My first post was somewhat pedestrian, trying to answer your question about “why not the Finder”, which I have asked myself quite a few times in the past.
There is an interesting blog entry, “The case against everything buckets”
al3x.net/2009/01/31/against-eve … ckets.html
Apart from coming across as quite arrogant, I disagree with most of what this guy has to say. But it is a good read to reflect on the subject.
Another thought: While the Finder (and any other file manager on any kind of OS) is very useful and much used by me, it has very limited features and power. That’s classic Apple philosophy. It is even more present in iOS (and ridiculed by the “power user” Android crowd). And I am OK with it. It enables the “masses” to have a nice, reasonably simple system, that is simply good enough. Power users can then add tools such as DT. And also always remember: Apple gives and now increasingly also takes. I used labels extensively in the past. Once they changed their appearance in Mavericks, they became essentially useless to me, as they no longer have the visual power that I used them for in the first place. So I try not to depend too much on Apple-specific features. Pleading with them is useless, so I don’t even try. In DT, for example, I’ve seen numerous instances where the devs responded to requests by single users to reinstate something and add something, within the time frame of the next maintenance release.

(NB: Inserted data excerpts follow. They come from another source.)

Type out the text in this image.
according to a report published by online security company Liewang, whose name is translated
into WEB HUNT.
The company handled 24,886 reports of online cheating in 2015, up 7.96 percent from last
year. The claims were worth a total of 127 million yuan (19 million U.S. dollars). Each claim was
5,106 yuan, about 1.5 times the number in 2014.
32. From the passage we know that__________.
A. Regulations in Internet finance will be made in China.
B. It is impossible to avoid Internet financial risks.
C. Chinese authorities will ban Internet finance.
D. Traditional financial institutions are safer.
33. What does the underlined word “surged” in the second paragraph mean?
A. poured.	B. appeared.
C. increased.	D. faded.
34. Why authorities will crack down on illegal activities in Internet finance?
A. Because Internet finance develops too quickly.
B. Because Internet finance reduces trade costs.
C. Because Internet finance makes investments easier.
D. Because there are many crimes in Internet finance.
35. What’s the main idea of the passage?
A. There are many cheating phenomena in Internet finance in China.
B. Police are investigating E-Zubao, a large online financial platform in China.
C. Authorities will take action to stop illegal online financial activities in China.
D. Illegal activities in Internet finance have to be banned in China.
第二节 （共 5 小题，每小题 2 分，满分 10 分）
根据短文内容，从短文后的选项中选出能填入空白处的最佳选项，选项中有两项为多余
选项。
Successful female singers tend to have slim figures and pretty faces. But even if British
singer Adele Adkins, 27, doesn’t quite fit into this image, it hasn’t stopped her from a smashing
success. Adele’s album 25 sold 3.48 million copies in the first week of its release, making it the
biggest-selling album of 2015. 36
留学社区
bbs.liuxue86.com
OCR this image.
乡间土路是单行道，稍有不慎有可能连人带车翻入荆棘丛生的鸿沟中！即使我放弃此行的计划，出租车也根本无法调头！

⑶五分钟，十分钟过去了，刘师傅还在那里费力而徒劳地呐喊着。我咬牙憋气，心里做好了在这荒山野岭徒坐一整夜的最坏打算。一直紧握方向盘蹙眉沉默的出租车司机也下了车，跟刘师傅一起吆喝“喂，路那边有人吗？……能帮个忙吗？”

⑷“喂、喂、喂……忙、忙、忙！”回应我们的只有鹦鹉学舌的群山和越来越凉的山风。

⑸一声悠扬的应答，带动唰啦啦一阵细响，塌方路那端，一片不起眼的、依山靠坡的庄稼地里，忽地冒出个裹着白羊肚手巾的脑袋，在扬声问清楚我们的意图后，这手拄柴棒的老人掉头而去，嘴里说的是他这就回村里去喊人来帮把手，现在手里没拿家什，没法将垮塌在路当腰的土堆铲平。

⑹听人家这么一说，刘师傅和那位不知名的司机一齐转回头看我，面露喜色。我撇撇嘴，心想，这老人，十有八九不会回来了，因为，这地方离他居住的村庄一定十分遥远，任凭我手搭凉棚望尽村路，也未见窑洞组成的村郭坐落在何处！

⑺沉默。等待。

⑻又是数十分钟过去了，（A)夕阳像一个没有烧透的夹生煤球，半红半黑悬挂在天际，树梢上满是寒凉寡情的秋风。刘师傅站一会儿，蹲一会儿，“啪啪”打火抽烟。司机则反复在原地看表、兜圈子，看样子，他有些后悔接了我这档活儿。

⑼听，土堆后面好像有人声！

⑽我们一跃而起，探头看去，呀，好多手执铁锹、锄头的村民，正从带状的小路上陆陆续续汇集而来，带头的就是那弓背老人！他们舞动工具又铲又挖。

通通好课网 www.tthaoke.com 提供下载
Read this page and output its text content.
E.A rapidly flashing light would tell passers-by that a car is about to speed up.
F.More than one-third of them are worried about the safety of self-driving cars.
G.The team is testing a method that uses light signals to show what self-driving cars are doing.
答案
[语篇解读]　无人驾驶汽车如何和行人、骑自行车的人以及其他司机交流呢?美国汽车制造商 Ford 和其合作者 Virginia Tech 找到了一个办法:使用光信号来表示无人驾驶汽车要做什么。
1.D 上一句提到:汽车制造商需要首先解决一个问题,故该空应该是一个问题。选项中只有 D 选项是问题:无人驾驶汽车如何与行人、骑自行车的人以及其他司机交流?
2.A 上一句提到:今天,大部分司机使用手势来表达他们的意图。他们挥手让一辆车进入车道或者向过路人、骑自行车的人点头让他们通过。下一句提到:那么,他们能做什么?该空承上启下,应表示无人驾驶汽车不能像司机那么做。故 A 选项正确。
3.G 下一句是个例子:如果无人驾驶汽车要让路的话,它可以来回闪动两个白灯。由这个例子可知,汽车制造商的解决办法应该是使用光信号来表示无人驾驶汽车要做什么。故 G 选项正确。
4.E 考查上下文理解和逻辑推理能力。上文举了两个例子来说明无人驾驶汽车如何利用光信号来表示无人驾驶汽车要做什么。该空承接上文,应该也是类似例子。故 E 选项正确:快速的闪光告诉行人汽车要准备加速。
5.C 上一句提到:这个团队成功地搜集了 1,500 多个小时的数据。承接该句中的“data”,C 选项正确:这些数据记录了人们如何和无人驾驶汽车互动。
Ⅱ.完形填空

Finally a thought on tagging vs. folder structures: I came to tags via iPhoto years ago. There you have no choice. The photos are in a flat database, and you use tags. The way iPhoto and most of such programs are set up, you live in a flat tag space, with nothing but a linear list of many tags. That’s how most tagging on the web is done, and Evernote users do it like this as well.
Well, it bugged me. Example: I tag the photos with my kids with their names to quickly retrieve them. But each time a photo is tagged for one of my kids, I also want the tags “kids”, “family”, “extended family”. So I got into hierarchical tagging. Opponents consider this counterproductive, but I disagree. They would point out that instead of the tag “kids” I can make a smartgroup displaying “kid1 OR kid2”. Fair enough. but this runs quickly out of steam. Suppose I sort photos of animals, and want to display all photos with mammals. I could easily have tags for dozens of mammals (pig, cow, cat, dog …) and not only would a smartgroup be nearly impossible to define, but every time I add a photo with a new kind of mammal, everything would be out of whack.
Hence in my world, hierarchical tags rule. People complain that this is ramming folder structures back into the world of tags. However, I only need hierarchical assignment of tags. E.g. in iPhoto, once the tags have been assigned from a hierarchical list, they live in the flat tag space that iPhoto internally provides, but that’s OK. The hierarchy is only a convenient structure to automatically assign certain tags based on the selection of an associated one.
This worked very well for me, and naturally I wanted to have the same power for my other documents, mostly work-related. That’s when I hit upon DT. Groups became my hierarchical tagging system. 3-pane view or the group/tag window have become the tool to assign multiple hierarchically sorted tags to my documents.